Riosuke se recogía las manos del frío y del miedo que sentía al pensar en Narayama. Su corazón era ahora fiero como el mar de Osaka y sentía dentro de sí cómo rebasaban las aguas de sal que salían despacio por sus ojos. Riosuke no podría ver ni recordar ya aquellas tardes de sol con la alegre música de la voz de la señora Ariyita en los verdes campos de Narayama.
—Riosuke, no vuelvas a esa casa que desde hace mucho está deshabitada. Hace cinco años la señora Ariyita murió y luego su marido también partió en busca del olvido. ¡Riosuke, regresa! -gritaba el viejo Matsuo con desesperación, pero sin poder impedir la carrera de su hijo, delgado como la rama de un árbol joven, que se dirigía a toda prisa al otro lado del campo, a la casa que antes le parecía tan grande, clara y majestuosa. Se imaginó por un momento ser recibido con júbilo por la señora Ariyita. Se imaginaba verla rodeada de las flores rojas de su jardín y esperándolo para la cena.
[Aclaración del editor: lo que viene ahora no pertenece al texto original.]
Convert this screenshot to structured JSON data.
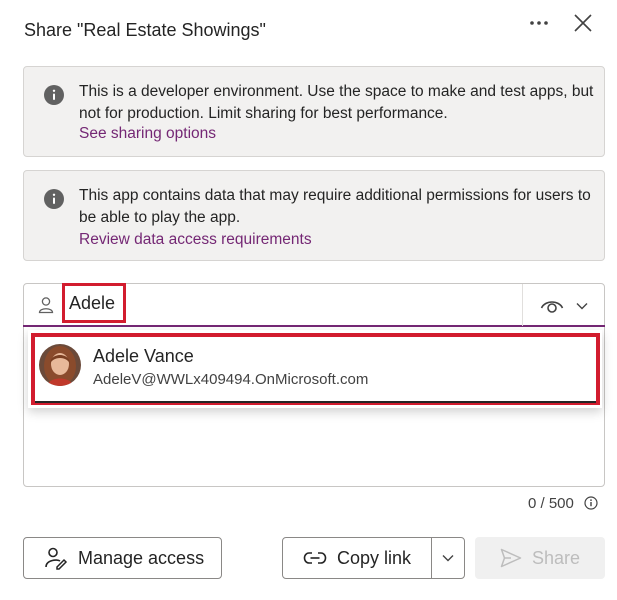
{
  "dialog": {
    "title": "Share \"Real Estate Showings\"",
    "more_icon": "ellipsis-icon",
    "close_icon": "close-icon"
  },
  "notices": [
    {
      "icon": "info-icon",
      "text": "This is a developer environment. Use the space to make and test apps, but not for production. Limit sharing for best performance.",
      "link": "See sharing options"
    },
    {
      "icon": "info-icon",
      "text": "This app contains data that may require additional permissions for users to be able to play the app.",
      "link": "Review data access requirements"
    }
  ],
  "people_picker": {
    "icon": "person-icon",
    "value": "Adele",
    "permission_icon": "eye-icon"
  },
  "suggestion": {
    "name": "Adele Vance",
    "email": "AdeleV@WWLx409494.OnMicrosoft.com"
  },
  "counter": {
    "text": "0 / 500"
  },
  "footer": {
    "manage_access": "Manage access",
    "copy_link": "Copy link",
    "share": "Share"
  },
  "colors": {
    "accent": "#742774",
    "highlight": "#d21c2e",
    "notice_bg": "#f2f1f0"
  }
}
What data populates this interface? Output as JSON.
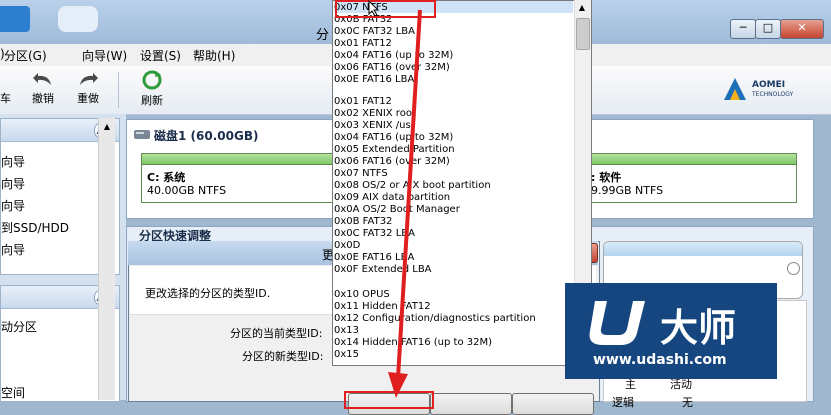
{
  "window": {
    "title_fragment": "分",
    "minimize": "─",
    "maximize": "□",
    "close": "✕"
  },
  "menubar": {
    "items": [
      "分区(G)",
      "向导(W)",
      "设置(S)",
      "帮助(H)"
    ]
  },
  "toolbar": {
    "partial_label": "车",
    "undo_label": "撤销",
    "redo_label": "重做",
    "refresh_label": "刷新"
  },
  "brand": {
    "name": "AOMEI",
    "sub": "TECHNOLOGY"
  },
  "left_panel": {
    "wizards": [
      "向导",
      "向导",
      "向导",
      "到SSD/HDD",
      "向导"
    ],
    "operations": [
      "动分区",
      "空间"
    ]
  },
  "disk": {
    "title": "磁盘1 (60.00GB)",
    "partitions": [
      {
        "name": "C: 系统",
        "size": "40.00GB NTFS"
      },
      {
        "name": ": 软件",
        "size": "9.99GB NTFS"
      }
    ]
  },
  "quick_adjust": {
    "title": "分区快速调整"
  },
  "table_fragment": {
    "col1": "主",
    "col2": "活动",
    "col3": "逻辑",
    "col4": "无"
  },
  "dialog": {
    "title_fragment": "更",
    "close": "✕",
    "description": "更改选择的分区的类型ID.",
    "current_label": "分区的当前类型ID:",
    "new_label": "分区的新类型ID:"
  },
  "dropdown": {
    "options": [
      "0x07 NTFS",
      "0x0B FAT32",
      "0x0C FAT32 LBA",
      "0x01 FAT12",
      "0x04 FAT16 (up to 32M)",
      "0x06 FAT16 (over 32M)",
      "0x0E FAT16 LBA",
      "",
      "0x01 FAT12",
      "0x02 XENIX root",
      "0x03 XENIX /usr",
      "0x04 FAT16 (up to 32M)",
      "0x05 Extended Partition",
      "0x06 FAT16 (over 32M)",
      "0x07 NTFS",
      "0x08 OS/2 or AIX boot partition",
      "0x09 AIX data partition",
      "0x0A OS/2 Boot Manager",
      "0x0B FAT32",
      "0x0C FAT32 LBA",
      "0x0D",
      "0x0E FAT16 LBA",
      "0x0F Extended LBA",
      "",
      "0x10 OPUS",
      "0x11 Hidden FAT12",
      "0x12 Configuration/diagnostics partition",
      "0x13",
      "0x14 Hidden FAT16 (up to 32M)",
      "0x15"
    ]
  },
  "watermark": {
    "text": "大师",
    "url": "www.udashi.com"
  },
  "colors": {
    "highlight": "#e02020",
    "partition_fill": "#7fc865",
    "watermark_bg": "#16467f"
  }
}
Riosuke forcejeaba la puerta sin poder derribarla, sin conseguir abrirla un poco siquiera, y divisaba tras de sí, en medio del camino que había recorrido, retazos de tela desprendidos de sus pantalones remendados, mojados por el agua de la lluvia. Era mucho lo que había caminado ya. No solo desde su casa hasta la casa de la señora Ariyita, sino también desde Osaka hacia varios lugares que la necesidad lo llevó a conocer. Lamentaba ser pobre. Lamentaba haber dejado Narayama, a su familia y a la señora Ariyita pensando que así tal vez menguaría en parte la ‘necesidad’ de los suyos. Agotado, Riosuke se dejó caer en la tierra, en la entrada de la casa de señora Ariyita. Entonces recordó que allí se despidió de ella y también de las muchas palabras que le decían los adultos antes de su partida: “Riosuke, nunca te olvides de la tierra que te vio nacer”. Pero luego se dio cuenta de que quien lo vio nacer le quitaba ahora la vida y las pocas ilusiones que llevaba consigo antes de emprender el viaje de regreso a Narayama.